By Parker Sumwalt

Special to the Denisonian

In order to see her son on television, Dr. Ronald Winters’ mother had to go down to the local furniture store to ask if she and her family could turn the channel to the one she wanted. “Imagine a cluster of eight or nine townsmen watching this television program,” he described. There were only three channels then. The television was still new, and the camera did not bother Winters because he didn’t know what the camera looked like.

That year in high school, a teacher asked him to participate in a contest the local college held. The rules required two students to participate and Dr. Winters agreed only in order to help his friend who wanted to go to college. First place was a full-ride. For the first round, he took a test amongst many other people. During the second round, less people came back. For the final round, he and four other students were asked to appear on T.V. They would be quizzed by the local professors and whoever did the best would win. Winters says, halfway through the show, “A fellow crawled right up beside me and touched me. He said, ‘Quit Answering. Other people need to answer. We have to have second and third place.’”

As a kid, he wondered what kept the atmosphere around the earth. “I decided that there had to be a containing surface that kept the air, but then I had a problem ‘cause Buck Rogers could fly out into space.” Buck Rogers was a sci-fi hero who fought the evil tyrant Killer Kane. Eventually, he learned about gravity from the books his mom let him check out from the library. In college, after first studying chemical engineering, he chose physics because he thought, “I might as well study the science that had all the answers.”
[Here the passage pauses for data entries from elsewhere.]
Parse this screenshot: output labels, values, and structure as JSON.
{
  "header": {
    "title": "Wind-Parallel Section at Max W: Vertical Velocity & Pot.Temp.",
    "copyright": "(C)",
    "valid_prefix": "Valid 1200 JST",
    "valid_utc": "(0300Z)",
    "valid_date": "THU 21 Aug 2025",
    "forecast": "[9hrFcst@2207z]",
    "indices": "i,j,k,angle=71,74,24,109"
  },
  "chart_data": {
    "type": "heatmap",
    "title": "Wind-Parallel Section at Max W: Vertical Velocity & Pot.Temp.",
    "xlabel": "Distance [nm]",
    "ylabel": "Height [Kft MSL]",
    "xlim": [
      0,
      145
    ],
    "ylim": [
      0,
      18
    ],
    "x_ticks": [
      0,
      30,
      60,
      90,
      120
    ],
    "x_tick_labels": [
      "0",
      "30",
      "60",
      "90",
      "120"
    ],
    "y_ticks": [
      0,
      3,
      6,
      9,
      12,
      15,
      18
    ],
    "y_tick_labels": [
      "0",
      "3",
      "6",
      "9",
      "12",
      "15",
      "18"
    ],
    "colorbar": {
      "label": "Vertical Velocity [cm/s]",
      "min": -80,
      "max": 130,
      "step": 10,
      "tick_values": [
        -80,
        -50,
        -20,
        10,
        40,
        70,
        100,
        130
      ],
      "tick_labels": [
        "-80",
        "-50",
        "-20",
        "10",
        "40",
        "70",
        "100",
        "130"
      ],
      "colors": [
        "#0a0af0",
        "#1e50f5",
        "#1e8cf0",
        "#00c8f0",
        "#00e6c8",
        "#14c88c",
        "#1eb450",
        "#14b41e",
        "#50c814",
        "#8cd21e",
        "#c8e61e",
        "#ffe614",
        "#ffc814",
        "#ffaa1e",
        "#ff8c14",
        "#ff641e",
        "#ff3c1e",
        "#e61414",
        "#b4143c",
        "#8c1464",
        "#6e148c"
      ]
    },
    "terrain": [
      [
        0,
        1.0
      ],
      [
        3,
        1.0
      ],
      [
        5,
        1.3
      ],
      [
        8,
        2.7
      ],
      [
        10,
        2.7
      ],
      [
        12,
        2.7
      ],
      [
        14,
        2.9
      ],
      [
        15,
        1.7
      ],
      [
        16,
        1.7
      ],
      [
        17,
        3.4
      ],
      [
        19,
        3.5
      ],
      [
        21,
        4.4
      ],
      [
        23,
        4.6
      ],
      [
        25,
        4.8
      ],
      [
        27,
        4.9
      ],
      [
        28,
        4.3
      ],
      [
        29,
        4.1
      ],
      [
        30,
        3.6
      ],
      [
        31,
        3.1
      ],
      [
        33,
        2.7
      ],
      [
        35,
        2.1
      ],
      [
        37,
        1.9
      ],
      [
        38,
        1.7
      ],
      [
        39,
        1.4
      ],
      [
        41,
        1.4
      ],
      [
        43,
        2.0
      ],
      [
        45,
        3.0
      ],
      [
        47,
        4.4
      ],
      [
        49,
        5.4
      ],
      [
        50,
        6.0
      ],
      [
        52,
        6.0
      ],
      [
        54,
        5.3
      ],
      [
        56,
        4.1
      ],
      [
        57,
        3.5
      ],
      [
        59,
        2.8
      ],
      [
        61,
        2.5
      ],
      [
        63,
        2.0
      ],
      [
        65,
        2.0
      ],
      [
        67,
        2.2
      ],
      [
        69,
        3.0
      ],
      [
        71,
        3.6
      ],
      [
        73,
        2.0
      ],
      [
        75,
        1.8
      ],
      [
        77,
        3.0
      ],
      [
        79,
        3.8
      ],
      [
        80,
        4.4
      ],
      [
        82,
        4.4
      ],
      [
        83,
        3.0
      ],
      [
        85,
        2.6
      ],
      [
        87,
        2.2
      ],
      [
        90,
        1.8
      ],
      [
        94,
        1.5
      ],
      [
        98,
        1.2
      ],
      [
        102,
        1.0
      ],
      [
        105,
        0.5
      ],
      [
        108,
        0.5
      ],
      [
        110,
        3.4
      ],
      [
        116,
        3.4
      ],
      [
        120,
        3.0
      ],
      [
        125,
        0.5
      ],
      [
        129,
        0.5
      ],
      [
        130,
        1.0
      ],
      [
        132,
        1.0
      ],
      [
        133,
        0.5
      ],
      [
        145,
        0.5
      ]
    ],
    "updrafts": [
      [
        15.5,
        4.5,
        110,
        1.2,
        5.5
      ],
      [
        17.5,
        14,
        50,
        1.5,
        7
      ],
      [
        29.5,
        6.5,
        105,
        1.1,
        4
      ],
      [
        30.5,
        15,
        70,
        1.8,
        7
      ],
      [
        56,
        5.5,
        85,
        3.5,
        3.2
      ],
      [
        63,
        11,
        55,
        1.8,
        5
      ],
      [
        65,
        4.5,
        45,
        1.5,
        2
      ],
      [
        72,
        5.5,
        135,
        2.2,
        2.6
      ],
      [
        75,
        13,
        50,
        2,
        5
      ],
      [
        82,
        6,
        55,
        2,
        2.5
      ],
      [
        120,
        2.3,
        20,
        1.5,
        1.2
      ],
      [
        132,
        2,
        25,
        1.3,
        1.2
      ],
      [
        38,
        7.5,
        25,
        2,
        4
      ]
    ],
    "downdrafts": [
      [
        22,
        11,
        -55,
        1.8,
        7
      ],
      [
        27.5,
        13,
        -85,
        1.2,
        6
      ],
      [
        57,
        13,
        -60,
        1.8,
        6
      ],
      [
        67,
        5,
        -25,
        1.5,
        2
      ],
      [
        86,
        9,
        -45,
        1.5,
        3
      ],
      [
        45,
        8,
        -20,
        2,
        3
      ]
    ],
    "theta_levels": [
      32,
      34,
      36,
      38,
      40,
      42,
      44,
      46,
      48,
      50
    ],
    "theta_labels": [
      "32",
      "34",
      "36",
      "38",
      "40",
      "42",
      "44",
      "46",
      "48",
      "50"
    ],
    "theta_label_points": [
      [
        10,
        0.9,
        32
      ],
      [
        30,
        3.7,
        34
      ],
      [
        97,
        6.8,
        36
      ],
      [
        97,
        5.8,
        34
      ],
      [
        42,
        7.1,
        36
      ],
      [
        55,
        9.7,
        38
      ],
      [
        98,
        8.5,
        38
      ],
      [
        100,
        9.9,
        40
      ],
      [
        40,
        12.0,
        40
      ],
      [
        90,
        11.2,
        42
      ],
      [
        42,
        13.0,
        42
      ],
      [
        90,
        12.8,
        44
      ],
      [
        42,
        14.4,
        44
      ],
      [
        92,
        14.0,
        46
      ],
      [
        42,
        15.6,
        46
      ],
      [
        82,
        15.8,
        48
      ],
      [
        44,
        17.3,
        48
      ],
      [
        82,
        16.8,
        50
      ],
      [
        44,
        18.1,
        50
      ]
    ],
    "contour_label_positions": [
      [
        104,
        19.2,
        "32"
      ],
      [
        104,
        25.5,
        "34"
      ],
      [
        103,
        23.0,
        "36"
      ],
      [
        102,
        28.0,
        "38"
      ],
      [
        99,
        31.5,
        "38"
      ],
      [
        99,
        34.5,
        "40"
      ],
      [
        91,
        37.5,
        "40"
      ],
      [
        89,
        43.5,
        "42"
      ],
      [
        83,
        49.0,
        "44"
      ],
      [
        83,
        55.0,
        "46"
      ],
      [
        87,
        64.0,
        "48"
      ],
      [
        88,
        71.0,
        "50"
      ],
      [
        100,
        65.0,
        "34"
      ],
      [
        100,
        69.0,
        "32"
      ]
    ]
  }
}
He finished college in 1963 and many top universities offered him positions. “I had received a special offer offer from a new organization, the National Aeronautics and Space Administration.” They were training scientist astronauts. NASA paid the way for his education. “They paid [my wife] a stipend. When our daughter was born, they paid her a stipend.” After he finished his thesis, however, NASA told him that they didn’t need him as an astronaut, but that he could still work for them as an engineer to continue to work on radiation detectors for the moon. He declined NASA’s offer because he didn’t want to work as an engineer.

After that, he started interviewing with a number of colleges. One professor invited him to interview at Denison, and they made him an offer. When Dr. Winters declined, they made him a slightly larger offer. At the time, his wife made more than Denison’s offer, but he said, “We said we would do it for a year or two. That’ll pay a debt.” He arrived in 1966 and stayed for another 33 years.

In his scientific career, Dr. Winters became friends with a great deal of important physicists such as Nobel Laureate, William F. Fowler and the more widely known, Carl Sagan. Winters’ published papers vary widely from things such as a new way to express the value 1/x and the age of the universe. He said, “One of my papers was cited five times last month. . . that’s the hope of every artist. You produce a piece of work – writing, painting, sculpture -and people appreciate it years, decades later. It doesn’t matter if what they’re doing is showing that I made some mistake. That’s how science gets done.”

Overall, he said he has had a blessed life. “I got to do physics all those years, and I got paid,” he said. “That’s like being paid to play.” When he answered questions, he would lean in, noticeably excited to talk about physics. Counting his blessings in life, he said it goes further than his overwhelming scientific career, he also has “three beautiful granddaughters and two handsome grandsons.”

Despite his success, he continually stressed that he was not too special. “I was typical, just typical of the quality of faculty at my time. . . in my cohort, I’m typical, not exceptional.”